Age restrictions set up by the women's professional tour limit the number of tournaments someone who is 15 can enter and the number of wild-card invitations she can be offered — and Gauff already has accepted three wild cards elsewhere. But according to the WTA, the U.S. Tennis Association — which runs a Grand Slam tournament, and so is not overseen by the WTA or ATP tours — essentially can choose to ignore the eligibility rule and offer Gauff a wild card.
"I want to thank the USTA for the opportunity to participate in my home slam," Gauff said in a statement emailed by her agent. "I look forward to playing my first main draw at the U.S. Open."
Among the other players receiving wild cards from the USTA on Tuesday for the women's field at Flushing Meadows in New York City were 2011 U.S. Open champion Sam Stosur — an Australian who was granted that country's reciprocal berth — and 17-year-old Caty McNally, an American who won the doubles title with Gauff and reached the singles semifinals at the Citi Open in Washington this month.
Gauff and McNally have said they plan to play doubles together at Flushing Meadows; that event's wild-card entries will be announced later. The pair won the U.S. Open junior doubles trophy together a year ago.
The draw for the U.S. Open is Aug. 22, and play in the year's last major tennis tournament begins Aug. 26.
Other women's wild cards went to Francesca Di Lorenzo, Whitney Osuigwe, Kristie Ahn and Katie Volynets of the U.S., along with 16-year-old Diane Parry of France, who got her country's reciprocal invitation.
Di Lorenzo, a 22-year-old from Ohio, is a past NCAA doubles champion now ranked 128th. Osuigwe, a 17-year-old from Florida, won a French Open junior title and is ranked 105th. Ahn, a 27-year-old from New Jersey, finished first in the USTA's wild-card challenge, while Volynets, a 17-year-old from California, won the 18s national championship.
Nine wild cards for women's qualifying were also awarded, including to five-time Grand Slam doubles champion Bethanie Mattek-Sands, 14-year-old Reese Brantmeier of Wisconsin, Vicky Duval, Shelby Rogers and Pan Am Games medallist Caroline Dolehide.
Juan Martin del Porto, the 2009 U.S. Open champion, pulled out of the tournament Tuesday because he is still recovering from surgery on his right kneecap. That allowed Denis Kudla, a 26-year-old from Virginia who was the highest-ranked man to miss out on making the field via direct acceptance, to get into the main draw just hours after he was announced as a wild-card recipient.

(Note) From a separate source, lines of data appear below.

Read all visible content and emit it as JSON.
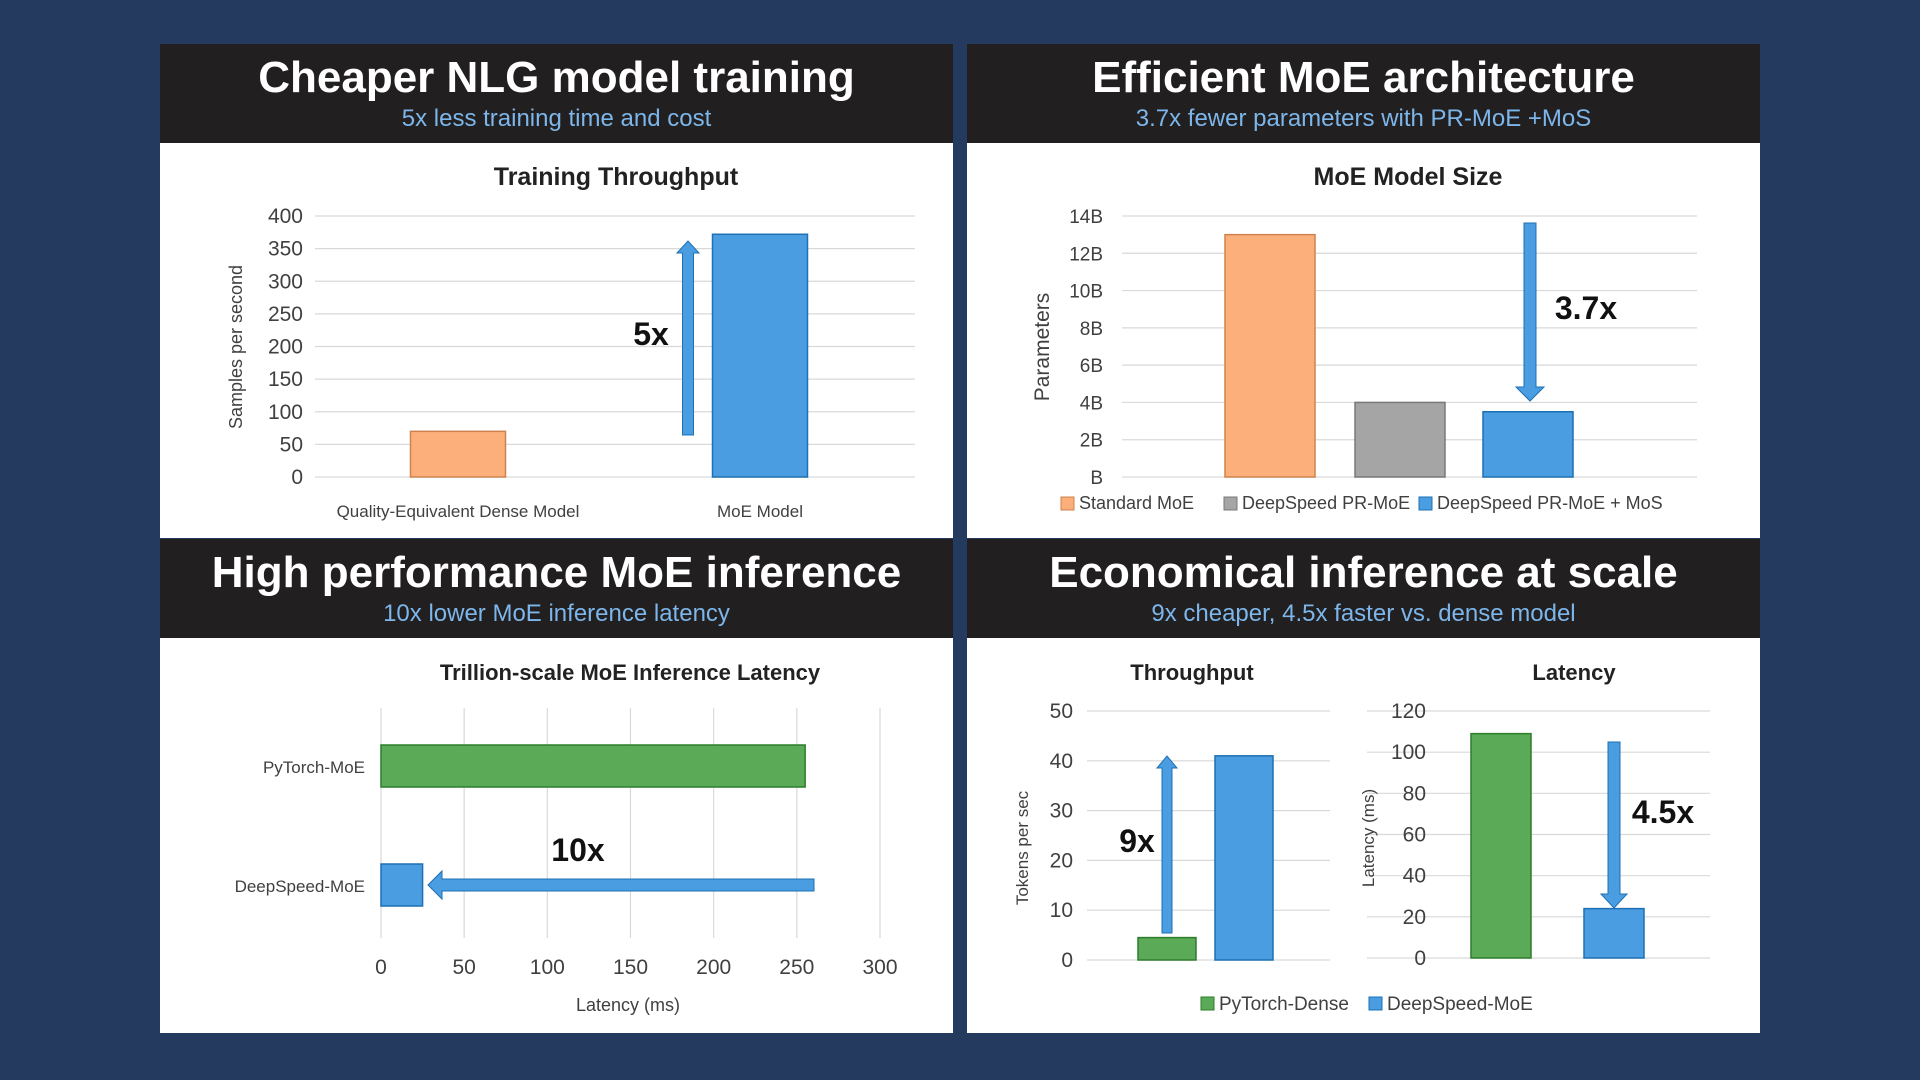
{
  "colors": {
    "background": "#243a5e",
    "header_bg": "#221f20",
    "subtitle": "#7cb6ea",
    "orange": "#fcaf7a",
    "gray": "#a5a5a5",
    "blue": "#4a9de0",
    "green": "#5aaa58",
    "grid": "#d9d9d9"
  },
  "panels": [
    {
      "title": "Cheaper NLG model training",
      "subtitle": "5x less training time and cost"
    },
    {
      "title": "Efficient MoE architecture",
      "subtitle": "3.7x fewer parameters with PR-MoE +MoS"
    },
    {
      "title": "High performance MoE inference",
      "subtitle": "10x lower MoE inference latency"
    },
    {
      "title": "Economical inference at scale",
      "subtitle": "9x cheaper, 4.5x faster vs. dense model"
    }
  ],
  "chart_data": [
    {
      "type": "bar",
      "title": "Training Throughput",
      "ylabel": "Samples per second",
      "xlabel": "",
      "ylim": [
        0,
        400
      ],
      "yticks": [
        "0",
        "50",
        "100",
        "150",
        "200",
        "250",
        "300",
        "350",
        "400"
      ],
      "categories": [
        "Quality-Equivalent Dense Model",
        "MoE Model"
      ],
      "values": [
        70,
        372
      ],
      "bar_colors": [
        "orange",
        "blue"
      ],
      "annotation": "5x",
      "grid": true
    },
    {
      "type": "bar",
      "title": "MoE Model Size",
      "ylabel": "Parameters",
      "ylim": [
        0,
        14
      ],
      "yticks": [
        "B",
        "2B",
        "4B",
        "6B",
        "8B",
        "10B",
        "12B",
        "14B"
      ],
      "series": [
        {
          "name": "Standard MoE",
          "values": [
            13
          ],
          "color": "orange"
        },
        {
          "name": "DeepSpeed PR-MoE",
          "values": [
            4
          ],
          "color": "gray"
        },
        {
          "name": "DeepSpeed PR-MoE + MoS",
          "values": [
            3.5
          ],
          "color": "blue"
        }
      ],
      "annotation": "3.7x",
      "legend": "bottom",
      "grid": true
    },
    {
      "type": "bar",
      "orientation": "horizontal",
      "title": "Trillion-scale MoE Inference Latency",
      "xlabel": "Latency (ms)",
      "xlim": [
        0,
        300
      ],
      "xticks": [
        "0",
        "50",
        "100",
        "150",
        "200",
        "250",
        "300"
      ],
      "categories": [
        "PyTorch-MoE",
        "DeepSpeed-MoE"
      ],
      "values": [
        255,
        25
      ],
      "bar_colors": [
        "green",
        "blue"
      ],
      "annotation": "10x",
      "grid": true
    },
    {
      "type": "bar",
      "title": "Throughput",
      "ylabel": "Tokens per sec",
      "ylim": [
        0,
        50
      ],
      "yticks": [
        "0",
        "10",
        "20",
        "30",
        "40",
        "50"
      ],
      "series": [
        {
          "name": "PyTorch-Dense",
          "values": [
            4.5
          ],
          "color": "green"
        },
        {
          "name": "DeepSpeed-MoE",
          "values": [
            41
          ],
          "color": "blue"
        }
      ],
      "annotation": "9x",
      "grid": true
    },
    {
      "type": "bar",
      "title": "Latency",
      "ylabel": "Latency (ms)",
      "ylim": [
        0,
        120
      ],
      "yticks": [
        "0",
        "20",
        "40",
        "60",
        "80",
        "100",
        "120"
      ],
      "series": [
        {
          "name": "PyTorch-Dense",
          "values": [
            109
          ],
          "color": "green"
        },
        {
          "name": "DeepSpeed-MoE",
          "values": [
            24
          ],
          "color": "blue"
        }
      ],
      "annotation": "4.5x",
      "legend": "bottom",
      "grid": true
    }
  ]
}
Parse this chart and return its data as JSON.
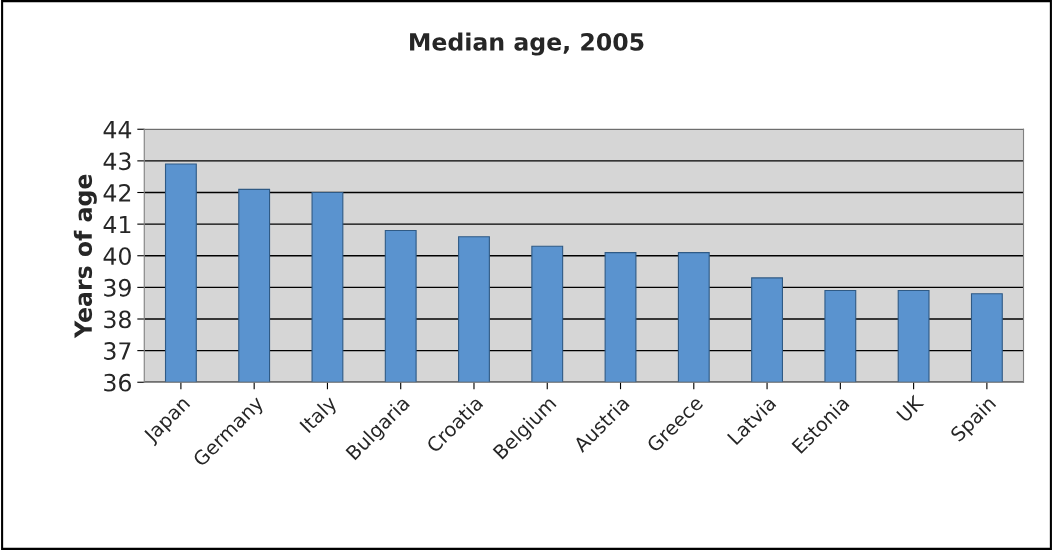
{
  "chart_data": {
    "type": "bar",
    "title": "Median age, 2005",
    "ylabel": "Years of age",
    "categories": [
      "Japan",
      "Germany",
      "Italy",
      "Bulgaria",
      "Croatia",
      "Belgium",
      "Austria",
      "Greece",
      "Latvia",
      "Estonia",
      "UK",
      "Spain"
    ],
    "values": [
      42.9,
      42.1,
      42.0,
      40.8,
      40.6,
      40.3,
      40.1,
      40.1,
      39.3,
      38.9,
      38.9,
      38.8
    ],
    "color": "#5a93cf",
    "ylim": [
      36,
      44
    ],
    "yticks": [
      36,
      37,
      38,
      39,
      40,
      41,
      42,
      43,
      44
    ],
    "grid": "y",
    "legend": false
  }
}
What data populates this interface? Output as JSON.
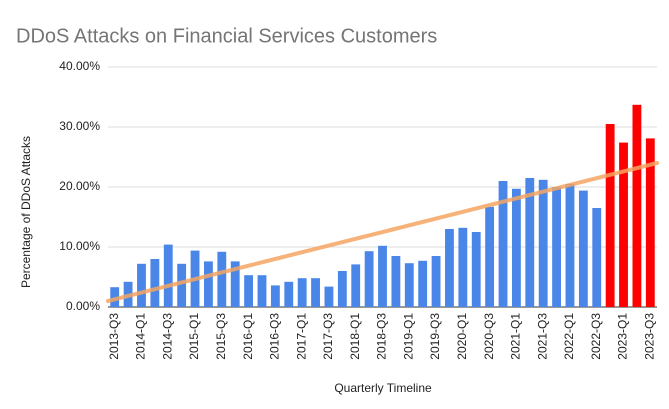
{
  "chart_data": {
    "type": "bar",
    "title": "DDoS Attacks on Financial Services Customers",
    "x_label": "Quarterly Timeline",
    "y_label": "Percentage of DDoS Attacks",
    "categories": [
      "2013-Q3",
      null,
      "2014-Q1",
      null,
      "2014-Q3",
      null,
      "2015-Q1",
      null,
      "2015-Q3",
      null,
      "2016-Q1",
      null,
      "2016-Q3",
      null,
      "2017-Q1",
      null,
      "2017-Q3",
      null,
      "2018-Q1",
      null,
      "2018-Q3",
      null,
      "2019-Q1",
      null,
      "2019-Q3",
      null,
      "2020-Q1",
      null,
      "2020-Q3",
      null,
      "2021-Q1",
      null,
      "2021-Q3",
      null,
      "2022-Q1",
      null,
      "2022-Q3",
      null,
      "2023-Q1",
      null,
      "2023-Q3"
    ],
    "values": [
      3.3,
      4.2,
      7.2,
      8.0,
      10.4,
      7.2,
      9.4,
      7.6,
      9.2,
      7.6,
      5.3,
      5.3,
      3.6,
      4.2,
      4.8,
      4.8,
      3.4,
      6.0,
      7.1,
      9.3,
      10.2,
      8.5,
      7.3,
      7.7,
      8.5,
      13.0,
      13.2,
      12.5,
      16.7,
      21.0,
      19.7,
      21.5,
      21.2,
      20.0,
      20.5,
      19.4,
      16.5,
      30.5,
      27.4,
      33.7,
      28.1
    ],
    "colors": [
      "#4a86e8",
      "#4a86e8",
      "#4a86e8",
      "#4a86e8",
      "#4a86e8",
      "#4a86e8",
      "#4a86e8",
      "#4a86e8",
      "#4a86e8",
      "#4a86e8",
      "#4a86e8",
      "#4a86e8",
      "#4a86e8",
      "#4a86e8",
      "#4a86e8",
      "#4a86e8",
      "#4a86e8",
      "#4a86e8",
      "#4a86e8",
      "#4a86e8",
      "#4a86e8",
      "#4a86e8",
      "#4a86e8",
      "#4a86e8",
      "#4a86e8",
      "#4a86e8",
      "#4a86e8",
      "#4a86e8",
      "#4a86e8",
      "#4a86e8",
      "#4a86e8",
      "#4a86e8",
      "#4a86e8",
      "#4a86e8",
      "#4a86e8",
      "#4a86e8",
      "#4a86e8",
      "#ff0000",
      "#ff0000",
      "#ff0000",
      "#ff0000"
    ],
    "trendline": {
      "color": "#f4a460",
      "values": [
        1.0,
        24.0
      ]
    },
    "ylim": [
      0,
      40
    ],
    "yticks": [
      {
        "value": 0,
        "label": "0.00%"
      },
      {
        "value": 10,
        "label": "10.00%"
      },
      {
        "value": 20,
        "label": "20.00%"
      },
      {
        "value": 30,
        "label": "30.00%"
      },
      {
        "value": 40,
        "label": "40.00%"
      }
    ],
    "grid": true
  }
}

So the USTA announced that Kudla's wild card would now go to Chris Eubanks, a 23-year-old from Georgia. Others getting into the main draw include Americans Jack Sock, Bjorn Fratangelo, Marcos Giron, USTA wild-card challenge winner Ernesto Escobedo and 18s national champion Zachary Svajda, along with Antoine Hoang, who got France's reciprocal entry. The Australian federation has not announced who will get its men's wild-card invitation.
Men awarded wild cards for qualifying include Sebastian Korda, the son of 1998 Australian Open champion Petr Korda, as well as last year's 18s national champion, Jenson Brooksby.